The litany of components which make up Crafting Communities comprise a combination of digital resources, online events, and documentation to support offline crafting. The online events might be thought of as Crafting Communities’ catalyst and core. Unfortunately, recordings of these are not included; the Events page simply provides a list of past and future offerings. However, indirect documentation exists in many of the site’s other components. Several of the tutorials on the Create page, including hair art and broderie anglaise (a needlework technique featuring cut-out eyelets), were originally presented in real-time workshops. All of the objects in the Victorian Things online exhibition (found via the Learn page), were discussed first in either a roundtable discussion or an episode of the Victorian Samplings podcast (also located on the Learn page). Someone interested in hair art might, therefore, lament having missed the real-time workshops held in 2020, but still find images of contemporary projects, detailed instructions on how to create their own works, and a thoroughly described historical object on various pages across the site.

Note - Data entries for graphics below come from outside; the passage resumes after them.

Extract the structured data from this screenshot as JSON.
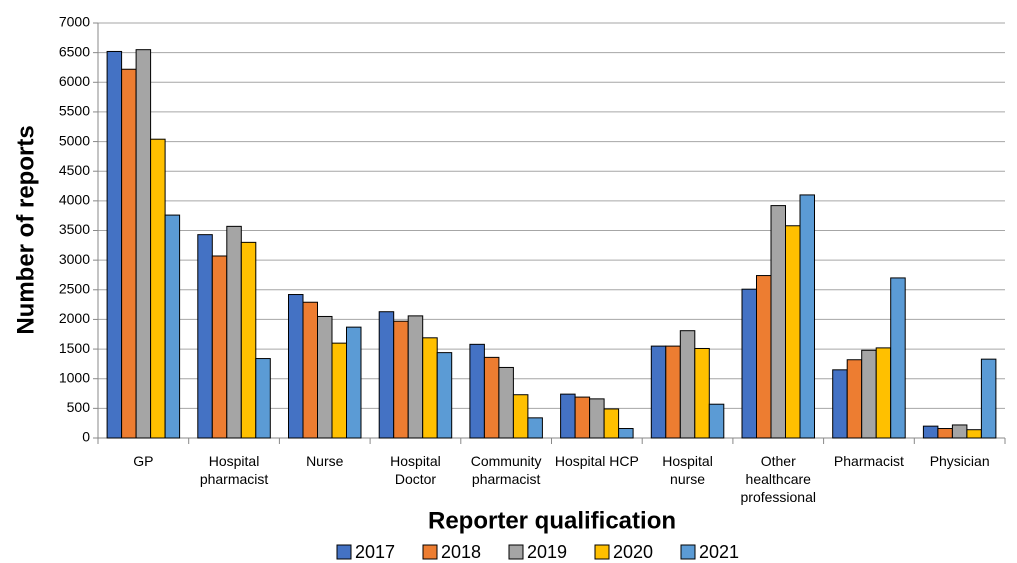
{
  "chart_data": {
    "type": "bar",
    "y_label": "Number of reports",
    "x_label": "Reporter qualification",
    "categories": [
      "GP",
      "Hospital pharmacist",
      "Nurse",
      "Hospital Doctor",
      "Community pharmacist",
      "Hospital HCP",
      "Hospital nurse",
      "Other healthcare professional",
      "Pharmacist",
      "Physician"
    ],
    "series": [
      {
        "name": "2017",
        "color": "#4472c4",
        "values": [
          6520,
          3430,
          2420,
          2130,
          1580,
          740,
          1550,
          2510,
          1150,
          200
        ]
      },
      {
        "name": "2018",
        "color": "#ed7d31",
        "values": [
          6220,
          3070,
          2290,
          1970,
          1360,
          690,
          1550,
          2740,
          1320,
          160
        ]
      },
      {
        "name": "2019",
        "color": "#a5a5a5",
        "values": [
          6550,
          3570,
          2050,
          2060,
          1190,
          660,
          1810,
          3920,
          1480,
          220
        ]
      },
      {
        "name": "2020",
        "color": "#ffc000",
        "values": [
          5040,
          3300,
          1600,
          1690,
          730,
          490,
          1510,
          3580,
          1520,
          140
        ]
      },
      {
        "name": "2021",
        "color": "#5b9bd5",
        "values": [
          3760,
          1340,
          1870,
          1440,
          340,
          160,
          570,
          4100,
          2700,
          1330
        ]
      }
    ],
    "ylim": [
      0,
      7000
    ],
    "yticks": [
      0,
      500,
      1000,
      1500,
      2000,
      2500,
      3000,
      3500,
      4000,
      4500,
      5000,
      5500,
      6000,
      6500,
      7000
    ],
    "grid": true,
    "legend": "bottom"
  }
}
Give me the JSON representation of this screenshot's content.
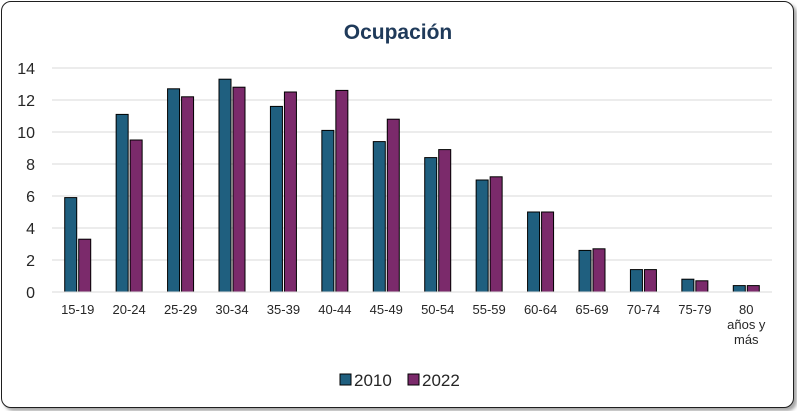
{
  "chart_data": {
    "type": "bar",
    "title": "Ocupación",
    "xlabel": "",
    "ylabel": "",
    "ylim": [
      0,
      14
    ],
    "yticks": [
      0,
      2,
      4,
      6,
      8,
      10,
      12,
      14
    ],
    "grid": true,
    "legend": "bottom",
    "categories": [
      [
        "15-19"
      ],
      [
        "20-24"
      ],
      [
        "25-29"
      ],
      [
        "30-34"
      ],
      [
        "35-39"
      ],
      [
        "40-44"
      ],
      [
        "45-49"
      ],
      [
        "50-54"
      ],
      [
        "55-59"
      ],
      [
        "60-64"
      ],
      [
        "65-69"
      ],
      [
        "70-74"
      ],
      [
        "75-79"
      ],
      [
        "80",
        "años y",
        "más"
      ]
    ],
    "series": [
      {
        "name": "2010",
        "color": "#1f5f7f",
        "values": [
          5.9,
          11.1,
          12.7,
          13.3,
          11.6,
          10.1,
          9.4,
          8.4,
          7.0,
          5.0,
          2.6,
          1.4,
          0.8,
          0.4
        ]
      },
      {
        "name": "2022",
        "color": "#7b2a6b",
        "values": [
          3.3,
          9.5,
          12.2,
          12.8,
          12.5,
          12.6,
          10.8,
          8.9,
          7.2,
          5.0,
          2.7,
          1.4,
          0.7,
          0.4
        ]
      }
    ]
  }
}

This complex interweaving and productive redundancy of content makes Crafting Communities a richly multisensory, multimodal project. Varied forms of engagement are persistently integrated within the individual site components. For instance, citations within the object records in Victorian Things (an online exhibition) reference not only “Suggested Reading” but also “Selected Viewing” and “Selected Listening.” Within the craft tutorials, images, written descriptions, and videos overlap to create clear and accessible instructions for makers with a wide range of experience and confidence levels. Slightly frustratingly, the videos,while hosted on YouTube, must be accessed through the individual tutorials rather than listed together on the Crafting Communities YouTube page.
For all the thoughtful ways in which information is duplicated and connected, the largest drawback of Crafting Communities is that the site has limited navigation capabilities. Adding features such as filtering the list of events by type, and linking directly from an object record to the relevant podcast episode would considerably reduce the scrolling currently required. Furthermore, there is a gallery of work submitted by participants in the workshops and tutorials, with no identifying information accompanying the images. In short, the current site navigation is intuitive, but not efficient.
With its emphasis on richness of connectivity over technological innovation, Crafting Communities is perhaps better understood as a community to join than a resource to draw upon, aimed at a broad range of interests. Much of the content (especially the Victorian Samplings podcast) emphasizes research methodologies and pedagogy, making it valuable for researchers and educators within and beyond Victorian studies. With its concise presentation of information and extensive links to further resources, the Victorian Things online exhibition could provide a helpful starting point for student projects. Finally, the workshops and craft tutorials are appealing to anyone who enjoys making, whether within an academic context or not.
Crafting Communities is funded by the Social Sciences and Humanities Research Council of Canada. Reflecting the diverse community supported by the project, organizers from three Canadian universities have recruited a wide range of contributors, including contemporary artists, librarians, and undergraduate students as well as established academics. As the project continues to grow (the second podcast season began in late July), it seems likely that the network woven by Crafting Communities will become still more varied and vibrant.